Among the claims for which U.S. District Judge Charles A. Pannell, Jr. of the U.S. District Court for the Northern District of Georgia granted dismissal, was the claim that the plan included too many funds in the investment lineup. The plaintiffs argue that having too many investment options is imprudent. They asserted that the plans offered 111 investment options, and that many of those options were duplicative. Instead, the plaintiffs allege that the plans should have offered fewer options and used more bargaining leverage with those investment options to obtain lower fees.  

Pannell said he does not agree with the plaintiffs’ theory. “Having too many options does not hurt the plans’ participants, but instead provides them opportunities to choose the investments that they prefer,” he wrote in his opinion

In the lawsuit, the plaintiffs’ primary allegations are that the plans’ fiduciaries did not use their bargaining power to negotiate for lower expenses and exercise proper judgment in deciding what investment options to include in the plans. In addition, they allege Emory fiduciaries allowed the recordkeepers to tie the plans to certain investment options, and collected “unlimited asset-based compensation from their own proprietary products.” 

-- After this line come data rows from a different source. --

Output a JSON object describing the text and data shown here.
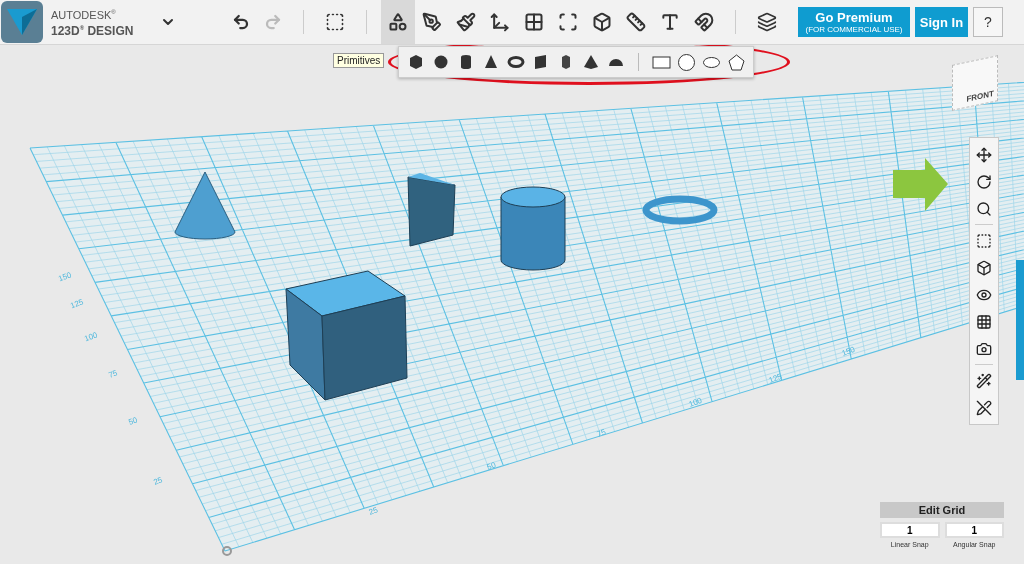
{
  "app": {
    "brand": "AUTODESK$^{®}$",
    "product": "123D$^{®}$ DESIGN"
  },
  "toolbar": {
    "tools": [
      {
        "selected": true
      },
      {
        "selected": false
      },
      {
        "selected": false
      },
      {
        "selected": false
      },
      {
        "selected": false
      },
      {
        "selected": false
      },
      {
        "selected": false
      },
      {
        "selected": false
      },
      {
        "selected": false
      },
      {
        "selected": false
      }
    ],
    "premium": {
      "label": "Go Premium",
      "note": "(FOR COMMERCIAL USE)"
    },
    "sign_in": "Sign In",
    "help": "?"
  },
  "tooltip": "Primitives",
  "primitives": {
    "solids": [
      {
        "kind": "box"
      },
      {
        "kind": "sphere"
      },
      {
        "kind": "cylinder"
      },
      {
        "kind": "cone"
      },
      {
        "kind": "torus"
      },
      {
        "kind": "wedge"
      },
      {
        "kind": "prism"
      },
      {
        "kind": "pyramid"
      },
      {
        "kind": "hemisphere"
      }
    ],
    "sketches": [
      {
        "kind": "rectangle"
      },
      {
        "kind": "circle"
      },
      {
        "kind": "ellipse"
      },
      {
        "kind": "polygon"
      }
    ]
  },
  "view_cube": {
    "face": "FRONT"
  },
  "grid": {
    "left_labels": [
      "25",
      "50",
      "75",
      "100",
      "125",
      "150"
    ],
    "bottom_labels": [
      "25",
      "50",
      "75",
      "100",
      "125",
      "150"
    ]
  },
  "edit_grid": {
    "title": "Edit Grid",
    "linear_value": "1",
    "angular_value": "1",
    "linear_label": "Linear Snap",
    "angular_label": "Angular Snap"
  }
}
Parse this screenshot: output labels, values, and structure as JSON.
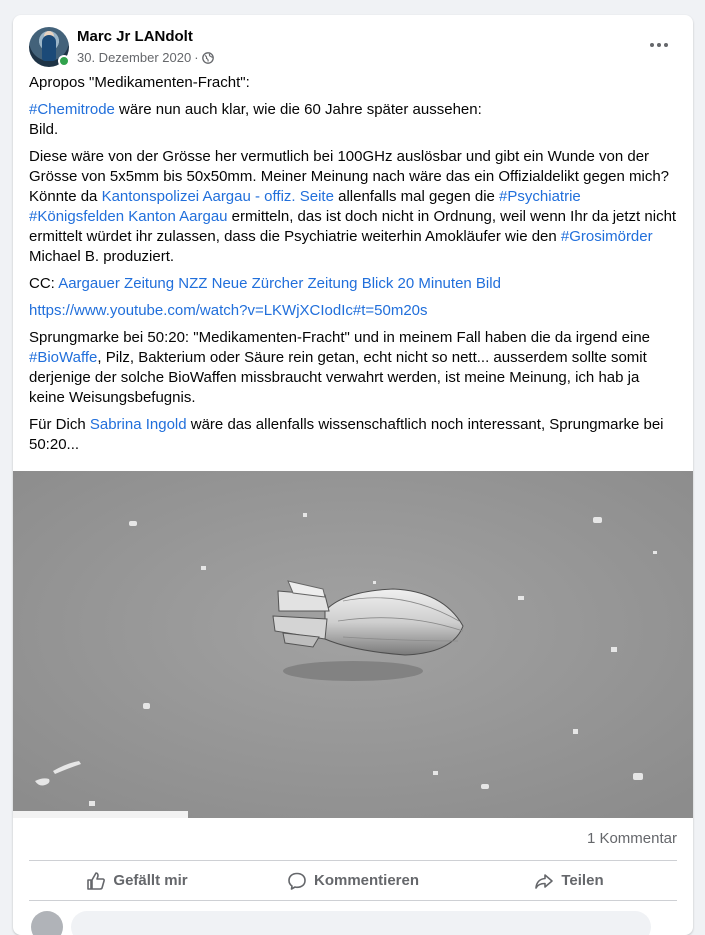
{
  "post": {
    "author": "Marc Jr LANdolt",
    "date": "30. Dezember 2020",
    "separator": "·",
    "audience_icon": "globe-icon",
    "online_color": "#31a24c"
  },
  "content": {
    "p1": "Apropos \"Medikamenten-Fracht\":",
    "p2_link": "#Chemitrode",
    "p2_text": " wäre nun auch klar, wie die 60 Jahre später aussehen:",
    "p2_line2": "Bild.",
    "p3_a": "Diese wäre von der Grösse her vermutlich bei 100GHz auslösbar und gibt ein Wunde von der Grösse von 5x5mm bis 50x50mm. Meiner Meinung nach wäre das ein Offizialdelikt gegen mich? Könnte da ",
    "p3_link1": "Kantonspolizei Aargau - offiz. Seite",
    "p3_b": " allenfalls mal gegen die ",
    "p3_link2": "#Psychiatrie",
    "p3_link3": "#Königsfelden",
    "p3_link4": "Kanton Aargau",
    "p3_c": " ermitteln, das ist doch nicht in Ordnung, weil wenn Ihr da jetzt nicht ermittelt würdet ihr zulassen, dass die Psychiatrie weiterhin Amokläufer wie den ",
    "p3_link5": "#Grosimörder",
    "p3_d": " Michael B. produziert.",
    "p4_label": "CC: ",
    "p4_links": [
      "Aargauer Zeitung",
      "NZZ",
      "Neue Zürcher Zeitung",
      "Blick",
      "20 Minuten",
      "Bild"
    ],
    "p5_url": "https://www.youtube.com/watch?v=LKWjXCIodIc#t=50m20s",
    "p6_a": "Sprungmarke bei 50:20: \"Medikamenten-Fracht\" und in meinem Fall haben die da irgend eine ",
    "p6_link": "#BioWaffe",
    "p6_b": ", Pilz, Bakterium oder Säure rein getan, echt nicht so nett... ausserdem sollte somit derjenige der solche BioWaffen missbraucht verwahrt werden, ist meine Meinung, ich hab ja keine Weisungsbefugnis.",
    "p7_a": "Für Dich ",
    "p7_link": "Sabrina Ingold",
    "p7_b": " wäre das allenfalls wissenschaftlich noch interessant, Sprungmarke bei 50:20..."
  },
  "footer": {
    "comments_count": "1 Kommentar",
    "like_label": "Gefällt mir",
    "comment_label": "Kommentieren",
    "share_label": "Teilen"
  },
  "colors": {
    "link": "#216fdb",
    "secondary_text": "#65676b",
    "background": "#f0f2f5"
  }
}
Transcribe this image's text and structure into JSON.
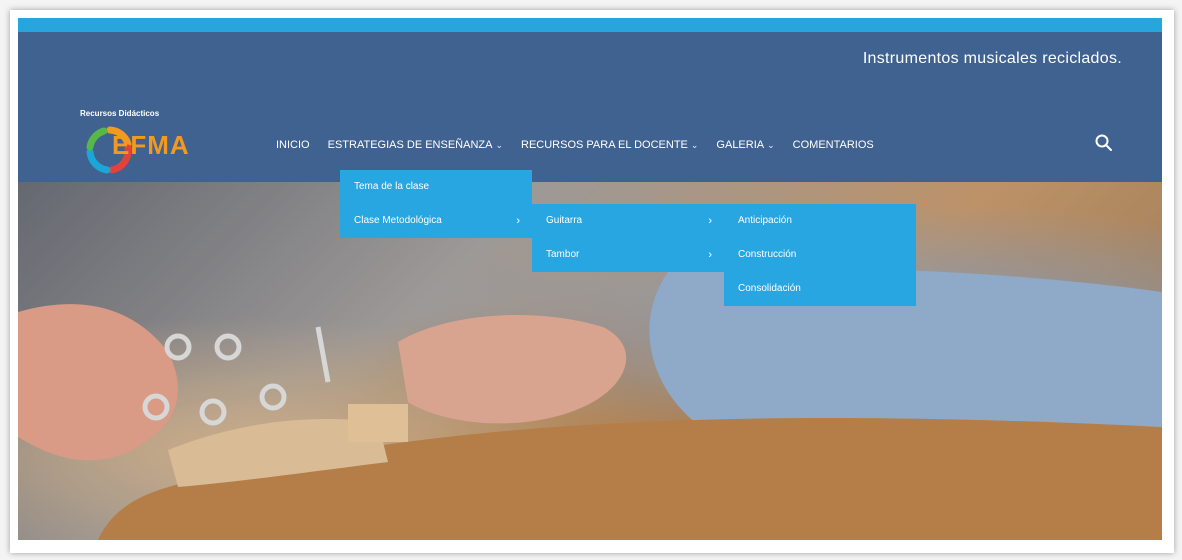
{
  "header": {
    "tagline": "Instrumentos musicales reciclados.",
    "logo_label": "Recursos Didácticos",
    "logo_text": "EFMA"
  },
  "nav": {
    "items": [
      {
        "label": "INICIO"
      },
      {
        "label": "ESTRATEGIAS DE ENSEÑANZA"
      },
      {
        "label": "RECURSOS PARA EL DOCENTE"
      },
      {
        "label": "GALERIA"
      },
      {
        "label": "COMENTARIOS"
      }
    ],
    "search_icon": "search-icon"
  },
  "dropdowns": {
    "level1": [
      {
        "label": "Tema de la clase"
      },
      {
        "label": "Clase Metodológica"
      }
    ],
    "level2": [
      {
        "label": "Guitarra"
      },
      {
        "label": "Tambor"
      }
    ],
    "level3": [
      {
        "label": "Anticipación"
      },
      {
        "label": "Construcción"
      },
      {
        "label": "Consolidación"
      }
    ]
  },
  "colors": {
    "header": "#3f6290",
    "accent": "#27a6e1",
    "logo_orange": "#f29a1f"
  }
}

The defendants’ first argument is that the plaintiffs’ prudence claims fail as a matter of law. They argue that the plaintiffs fail to state a plausible claim that the plans’ investment management fees were excessive. But, Pannell noted that the complaint sets out close to 100 mutual funds used by the plans with higher costs than identical mutual funds the plans could have attempted to negotiate for with lower costs. Parnell found the plaintiffs have properly stated a claim that choosing retail-class shares over institutional-class shares is imprudent.